“TRF-4 julga com celeridade adequada”, diz presidente da Corte

Presidente da Corte que vai apreciar recurso de Lula no caso do sítio de Atibaia, Thompson Flores diz que ainda não há data para julgamento

Sylvio Sirangelo/TRF4.Sylvio Sirangelo/TRF4.

atualizado 25/04/2019 8:04

O presidente do Tribunal Regional Federal da 4.ª Região (TRF-4), Carlos Eduardo Thompson Flores Lenz, disse que a Corte não tem prazo para julgar o recurso do ex-presidente Luiz Inácio Lula da Silva no processo em que foi condenado, em primeira instância, a 12 anos e 11 meses de prisão no caso do sítio em Atibaia (SP).
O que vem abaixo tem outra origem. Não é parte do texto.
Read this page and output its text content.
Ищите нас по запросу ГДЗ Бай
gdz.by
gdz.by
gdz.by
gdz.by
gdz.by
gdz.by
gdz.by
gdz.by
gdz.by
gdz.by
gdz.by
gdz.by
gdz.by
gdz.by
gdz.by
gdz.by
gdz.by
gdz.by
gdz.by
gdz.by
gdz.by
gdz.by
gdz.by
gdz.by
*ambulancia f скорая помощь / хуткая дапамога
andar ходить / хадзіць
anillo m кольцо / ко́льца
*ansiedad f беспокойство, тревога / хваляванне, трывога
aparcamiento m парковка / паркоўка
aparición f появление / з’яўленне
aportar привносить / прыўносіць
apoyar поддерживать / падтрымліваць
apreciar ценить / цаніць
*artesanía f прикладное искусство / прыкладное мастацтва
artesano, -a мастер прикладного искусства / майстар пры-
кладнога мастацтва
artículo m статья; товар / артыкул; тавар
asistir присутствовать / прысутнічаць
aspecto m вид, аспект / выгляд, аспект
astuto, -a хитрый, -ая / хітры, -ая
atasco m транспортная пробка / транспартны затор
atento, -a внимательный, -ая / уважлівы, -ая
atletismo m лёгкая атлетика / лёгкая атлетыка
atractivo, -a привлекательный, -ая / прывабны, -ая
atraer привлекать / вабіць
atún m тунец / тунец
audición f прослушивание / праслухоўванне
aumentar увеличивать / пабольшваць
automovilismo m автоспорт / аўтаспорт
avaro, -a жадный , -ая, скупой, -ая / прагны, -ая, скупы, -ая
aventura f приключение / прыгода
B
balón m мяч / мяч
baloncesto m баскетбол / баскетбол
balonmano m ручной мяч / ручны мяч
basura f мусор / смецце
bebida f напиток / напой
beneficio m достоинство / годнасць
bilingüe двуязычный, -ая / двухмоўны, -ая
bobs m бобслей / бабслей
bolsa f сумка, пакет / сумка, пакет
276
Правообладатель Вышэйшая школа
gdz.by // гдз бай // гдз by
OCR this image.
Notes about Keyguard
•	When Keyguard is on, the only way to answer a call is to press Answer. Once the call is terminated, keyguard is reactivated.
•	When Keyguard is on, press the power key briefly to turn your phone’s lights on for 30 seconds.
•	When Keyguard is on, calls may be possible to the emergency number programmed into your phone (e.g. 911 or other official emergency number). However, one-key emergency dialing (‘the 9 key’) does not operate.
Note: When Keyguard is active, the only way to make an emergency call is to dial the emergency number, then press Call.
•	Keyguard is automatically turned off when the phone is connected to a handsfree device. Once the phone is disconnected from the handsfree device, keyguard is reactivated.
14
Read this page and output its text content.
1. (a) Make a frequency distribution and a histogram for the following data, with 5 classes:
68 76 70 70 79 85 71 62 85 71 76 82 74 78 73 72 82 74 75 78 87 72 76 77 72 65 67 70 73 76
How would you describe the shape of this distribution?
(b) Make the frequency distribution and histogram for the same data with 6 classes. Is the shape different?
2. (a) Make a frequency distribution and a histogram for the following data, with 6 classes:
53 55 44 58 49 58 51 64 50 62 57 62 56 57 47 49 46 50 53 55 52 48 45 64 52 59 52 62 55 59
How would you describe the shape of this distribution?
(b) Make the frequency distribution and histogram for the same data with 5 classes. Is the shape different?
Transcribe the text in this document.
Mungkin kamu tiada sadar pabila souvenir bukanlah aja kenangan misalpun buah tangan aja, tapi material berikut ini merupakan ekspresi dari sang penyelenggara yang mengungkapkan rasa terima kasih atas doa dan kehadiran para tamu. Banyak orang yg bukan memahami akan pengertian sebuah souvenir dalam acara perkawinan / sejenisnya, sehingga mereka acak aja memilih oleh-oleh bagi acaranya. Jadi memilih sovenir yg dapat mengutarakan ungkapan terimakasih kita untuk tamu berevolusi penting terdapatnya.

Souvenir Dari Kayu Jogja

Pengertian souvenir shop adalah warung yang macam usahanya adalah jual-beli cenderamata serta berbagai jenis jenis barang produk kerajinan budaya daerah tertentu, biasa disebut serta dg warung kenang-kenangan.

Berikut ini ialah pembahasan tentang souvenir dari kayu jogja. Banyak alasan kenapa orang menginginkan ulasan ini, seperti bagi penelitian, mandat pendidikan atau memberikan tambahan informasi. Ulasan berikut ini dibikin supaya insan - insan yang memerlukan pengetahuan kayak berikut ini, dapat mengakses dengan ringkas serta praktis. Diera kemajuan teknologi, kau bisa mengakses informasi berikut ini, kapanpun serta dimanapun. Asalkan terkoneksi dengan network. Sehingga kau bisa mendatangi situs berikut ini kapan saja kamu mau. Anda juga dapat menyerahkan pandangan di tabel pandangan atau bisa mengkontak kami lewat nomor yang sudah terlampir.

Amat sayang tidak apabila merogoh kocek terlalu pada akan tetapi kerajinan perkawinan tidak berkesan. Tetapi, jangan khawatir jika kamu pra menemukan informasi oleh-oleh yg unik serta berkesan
Thompson Flores, no entanto, afirmou que o tribunal costuma ser célere nos julgamentos.

“O TRF-4, de modo geral, julga com uma celeridade adequada. Não é um tribunal que demora muito para julgar processos. Sejam cíveis, sejam criminais. Isso é um fato objetivo”, afirmou o magistrado.

Nessa terça-feira (23/04/2019), o Superior Tribunal de Justiça (STJ) reduziu a pena de 12 anos e 1 mês imposta pelo TRF-4 a Lula no caso do triplex do Guarujá para 8 anos e 10 meses. Segundo cálculos de advogados, o ex-presidente pode ter direito à progressão para o regime semiaberto dentro de aproximadamente seis meses.

Lula, no entanto, é réu em outras sete ações penais – entre elas, a do sítio de Atibaia, em que foi condenado pela juíza Gabriela Hardt. O TRF-4 ainda não julgou esse caso, que pode afetar uma eventual mudança de regime do ex-presidente.

O tribunal levou seis meses, a partir da condenação em primeira instância, para julgar o caso do triplex. Agora, o presidente da Corte evita fazer cálculos sobre o processo do sítio em Atibaia – Gabriela condenou o petista em fevereiro deste ano.

“É muito difícil de avaliar de antemão. O processo ainda não chegou ao tribunal, são vários réus, tem a questão dos prazos para responder a recurso, quando chega aqui no tribunal a providência que se toma é abrir vistas ao Ministério Público. Quer dizer que vai depender do tempo que eles vão apreciar”, disse ele.

Em agosto de 2017 Thompson Flores disse ao Estado que a sentença do então juiz Sérgio Moro que condenou Lula a 9 anos e 6 meses no caso do triplex era “tecnicamente irrepreensível”, “irretocável” e entraria “para a história do Brasil”.

Redução de pena. Nesta terça, depois de a decisão do TRF-4 ter sido reformada pelo STJ, o magistrado disse que não queria “adjetivar” o assunto e ressaltou que, embora tenha reduzido a pena, a Corte Superior manteve a condenação de Lula pelos crimes de corrupção passiva e lavagem de dinheiro, e não acatou as principais teses da defesa.